Continental is celebrating its 150th year in business in 2021. The company was founded in Hanover, Germany, in 1871, and has nearly 15,000 employees in the United States.
The company began by manufacturing horse “hoof buffers” along with solid tires for carriages and bicycles. In 1921, its 50th anniversary, the company produced its first commercial truck tires, and became the first German company to produce tires reinforced with pliable cords rather than linen fabric. Six years later, it launched the very first pneumatic tractor tire in Europe.
In 1955, Continental was the first company to develop air springs for trucks and buses. According to the company, its ContiSuperElastic solid tires led to what is today the industry standard abbreviation for the category: CSE.
By 1988, the company had almost doubled in size. It acquired Uniroyal and Semperit in Europe, and General Tire in the United States. Over the next 10 years, the company added sites in Central and South America, Africa, and Eastern Europe.

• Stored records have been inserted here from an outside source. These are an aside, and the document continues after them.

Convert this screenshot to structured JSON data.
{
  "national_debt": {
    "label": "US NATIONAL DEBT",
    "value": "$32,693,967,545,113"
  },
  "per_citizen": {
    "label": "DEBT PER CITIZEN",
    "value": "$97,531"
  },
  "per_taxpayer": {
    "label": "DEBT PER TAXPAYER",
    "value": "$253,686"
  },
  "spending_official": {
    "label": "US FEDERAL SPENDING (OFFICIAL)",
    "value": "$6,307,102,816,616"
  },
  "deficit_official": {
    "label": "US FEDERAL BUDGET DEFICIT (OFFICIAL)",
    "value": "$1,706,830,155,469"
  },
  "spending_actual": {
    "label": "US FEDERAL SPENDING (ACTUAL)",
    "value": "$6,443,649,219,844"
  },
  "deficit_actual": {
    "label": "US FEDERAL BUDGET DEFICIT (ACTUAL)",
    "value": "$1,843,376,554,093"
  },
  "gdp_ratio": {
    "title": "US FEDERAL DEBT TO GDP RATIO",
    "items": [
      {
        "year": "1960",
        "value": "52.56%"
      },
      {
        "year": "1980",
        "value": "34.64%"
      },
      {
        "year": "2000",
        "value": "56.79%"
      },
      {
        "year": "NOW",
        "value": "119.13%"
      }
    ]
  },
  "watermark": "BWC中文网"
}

After a 10-year hiatus, Continental re-entered the OTR construction and mining tires segment in 2015
The Continental logo
Continental adopted the “rampant horse” as its logo around 1875. It began with a local veterinarian named Hartmann who invented “hoof buffers” made from soft rubber, designed to prevent horses from slipping on icy surfaces. He held the patent, while Continental produced and distributed them.But the broader significance of the horse stems from the company’s roots in Hanover, Germany; the thoroughbred racing horse of the same name is a traditional symbol in the region. It first appeared on the coat of arms for the Dukes of Brunswick-Lüneburg in the 14th century and is still in use today in the German state of Lower Saxony.